I want to determine if there are differences in the quality of image descriptions when using PNG vs. JPG files. Here are my thoughts:

  1. A file size of up to 20MB is allowed. JPG files use much less storage for the same picture. However, if you need a really good description of something complex, you might prefer a PNG file as a human because you can see more details when zooming in closely.
  2. If up to 20MB is allowed, will GPT-4o use the entire size? Or is this limit just for compatibility? Is the file being downsized to the maximum size it can use?
  3. Are there differences in the capability to analyze files between JPG and PNG? Could JPG compression confuse GPT-4o? Or will it be able to see more because of the compression?

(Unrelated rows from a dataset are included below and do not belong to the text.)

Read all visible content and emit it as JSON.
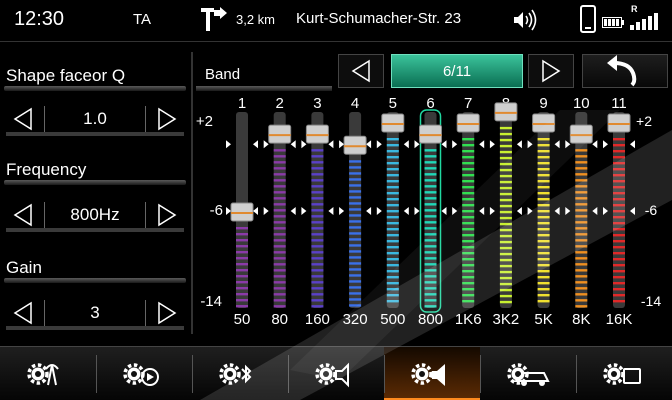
{
  "status": {
    "clock": "12:30",
    "ta": "TA",
    "distance": "3,2 km",
    "street": "Kurt-Schumacher-Str. 23",
    "roaming": "R"
  },
  "left": {
    "shape_label": "Shape faceor Q",
    "shape_value": "1.0",
    "frequency_label": "Frequency",
    "frequency_value": "800Hz",
    "gain_label": "Gain",
    "gain_value": "3"
  },
  "eq": {
    "band_label": "Band",
    "page": "6/11",
    "scale_top": "+2",
    "scale_mid": "-6",
    "scale_bottom": "-14",
    "scale_top_right": "+2",
    "scale_mid_right": "-6",
    "scale_bottom_right": "-14",
    "selected_band": 6,
    "bands": [
      {
        "num": "1",
        "freq": "50",
        "gain": -6,
        "color": "#8a3aa8"
      },
      {
        "num": "2",
        "freq": "80",
        "gain": 1,
        "color": "#8a3aa8"
      },
      {
        "num": "3",
        "freq": "160",
        "gain": 1,
        "color": "#5a40c8"
      },
      {
        "num": "4",
        "freq": "320",
        "gain": 0,
        "color": "#3a70e8"
      },
      {
        "num": "5",
        "freq": "500",
        "gain": 2,
        "color": "#3ab8e0"
      },
      {
        "num": "6",
        "freq": "800",
        "gain": 1,
        "color": "#20d8b8"
      },
      {
        "num": "7",
        "freq": "1K6",
        "gain": 2,
        "color": "#30e050"
      },
      {
        "num": "8",
        "freq": "3K2",
        "gain": 3,
        "color": "#c8f030"
      },
      {
        "num": "9",
        "freq": "5K",
        "gain": 2,
        "color": "#f0e030"
      },
      {
        "num": "10",
        "freq": "8K",
        "gain": 1,
        "color": "#f09020"
      },
      {
        "num": "11",
        "freq": "16K",
        "gain": 2,
        "color": "#e02828"
      }
    ]
  },
  "footer": {
    "buttons": [
      {
        "name": "sound-source-settings-button",
        "icon": "gear-antenna-icon"
      },
      {
        "name": "playback-settings-button",
        "icon": "gear-play-icon"
      },
      {
        "name": "bluetooth-settings-button",
        "icon": "gear-bluetooth-icon"
      },
      {
        "name": "speaker-settings-button",
        "icon": "gear-speaker-icon"
      },
      {
        "name": "equalizer-settings-button",
        "icon": "gear-speaker-active-icon",
        "active": true
      },
      {
        "name": "vehicle-settings-button",
        "icon": "gear-car-icon"
      },
      {
        "name": "display-settings-button",
        "icon": "gear-screen-icon"
      }
    ]
  },
  "colors": {
    "accent_green": "#3bc39b",
    "active_orange": "#ff8a1e"
  }
}
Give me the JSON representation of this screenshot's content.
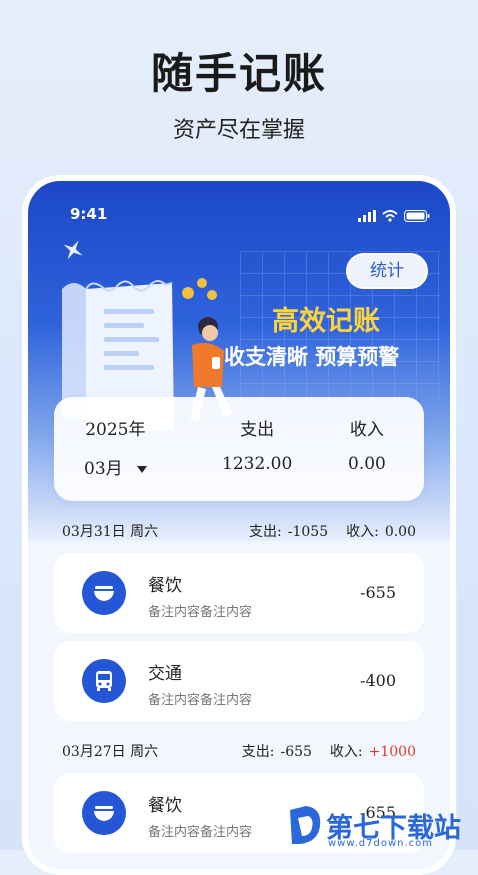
{
  "promo": {
    "title": "随手记账",
    "subtitle": "资产尽在掌握"
  },
  "status": {
    "time": "9:41"
  },
  "header": {
    "stats_button": "统计",
    "slogan_line1": "高效记账",
    "slogan_line2": "收支清晰 预算预警"
  },
  "summary": {
    "year": "2025年",
    "month": "03月",
    "expense_label": "支出",
    "expense_value": "1232.00",
    "income_label": "收入",
    "income_value": "0.00"
  },
  "days": [
    {
      "date": "03月31日 周六",
      "expense_label": "支出:",
      "expense_value": "-1055",
      "income_label": "收入:",
      "income_value": "0.00",
      "records": [
        {
          "icon": "bowl-icon",
          "category": "餐饮",
          "note": "备注内容备注内容",
          "amount": "-655"
        },
        {
          "icon": "bus-icon",
          "category": "交通",
          "note": "备注内容备注内容",
          "amount": "-400"
        }
      ]
    },
    {
      "date": "03月27日 周六",
      "expense_label": "支出:",
      "expense_value": "-655",
      "income_label": "收入:",
      "income_value": "+1000",
      "records": [
        {
          "icon": "bowl-icon",
          "category": "餐饮",
          "note": "备注内容备注内容",
          "amount": "-655"
        }
      ]
    }
  ],
  "watermark": {
    "text": "第七下载站",
    "url": "www.d7down.com"
  },
  "colors": {
    "primary": "#2556d6",
    "accent_yellow": "#ffd43b",
    "income_red": "#e0392b"
  }
}
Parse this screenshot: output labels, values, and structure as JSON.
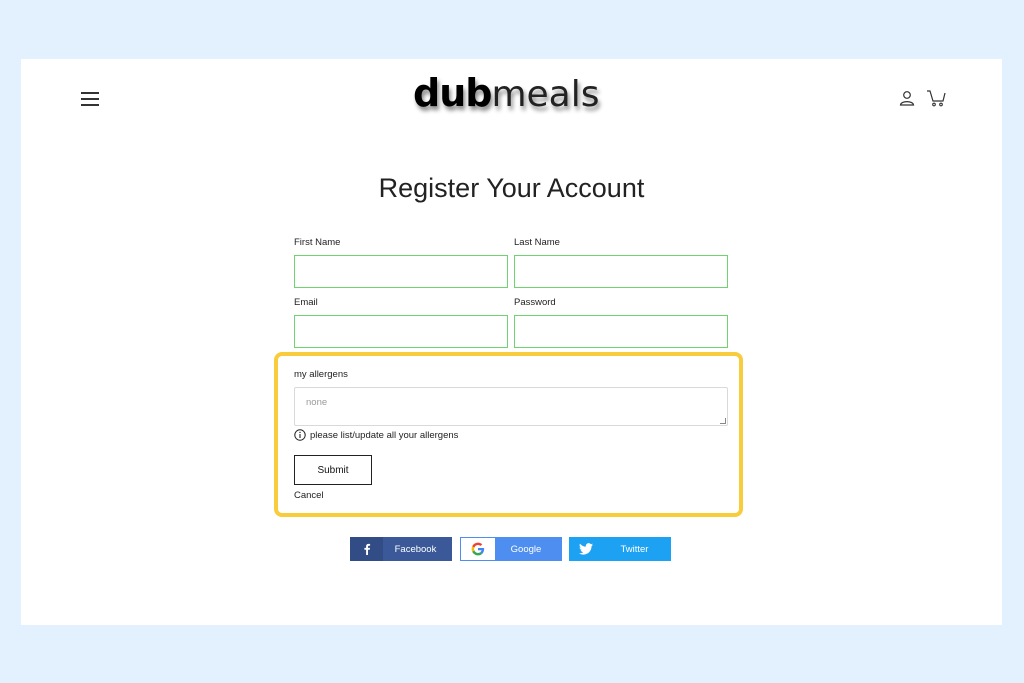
{
  "header": {
    "logo_bold": "dub",
    "logo_light": "meals"
  },
  "page_title": "Register Your Account",
  "form": {
    "first_name_label": "First Name",
    "first_name_value": "",
    "last_name_label": "Last Name",
    "last_name_value": "",
    "email_label": "Email",
    "email_value": "",
    "password_label": "Password",
    "password_value": "",
    "allergens_label": "my allergens",
    "allergens_placeholder": "none",
    "allergens_hint": "please list/update all your allergens",
    "submit_label": "Submit",
    "cancel_label": "Cancel"
  },
  "social": {
    "facebook_label": "Facebook",
    "google_label": "Google",
    "twitter_label": "Twitter"
  },
  "colors": {
    "background": "#e3f0fd",
    "field_border": "#6fd36f",
    "highlight": "#f8cc3a",
    "facebook": "#3b5998",
    "google": "#4e8ef0",
    "twitter": "#1da1f2"
  }
}
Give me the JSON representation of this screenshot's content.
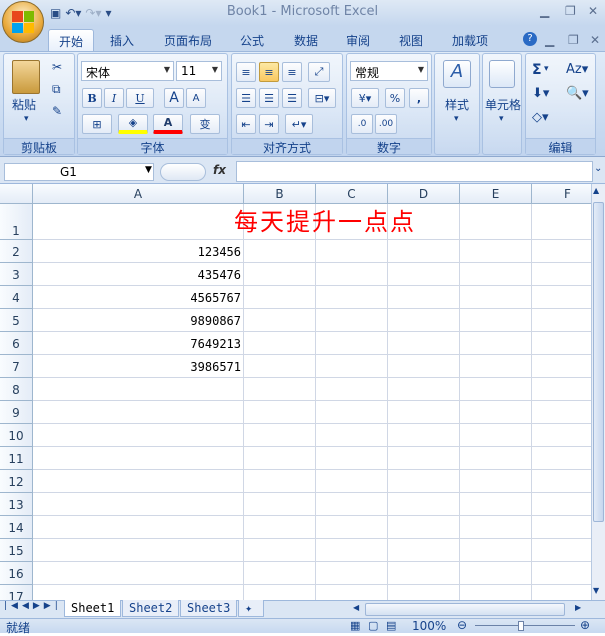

These considerations also apply to TIFF and any other supported formats.

1 Like

With respect to your overall question… Almost certainly not.

I would imagine that what is happening under the hood is any image you upload is resized and re-encoded to some form of bitmap data which is basically just a long vector of values representing the RGB pixel values.

I could be wrong—I have no inside information here—but I’ve not seen anything to suggest they are piping raw image data directly into the model.

If anyone has seen anything suggesting otherwise I’d love to read it.

so there is also no difference if i upload 20MB or the recomendet max size?

Again, I can’t definitively say (I’ve not personally done enough exploration into it myself) but I would not expect it to make much, if any, difference.

I would encourage you to pay with it though, see what results you get, and report back.

Results:

I could notice a slight difference, which I attribute more to the generally lower quality of JPG rather than the processing of the images. However, this effect was significant stronger at the low detail level than at the high detail level.

My test involved rendering text that was available in the same version as both JPG and PNG. At the low detail level, there was a stronger tendency to misrecognize or omit words when the image was transmitted as a JPG.

1 Like

Thanks for coming back to share your findings.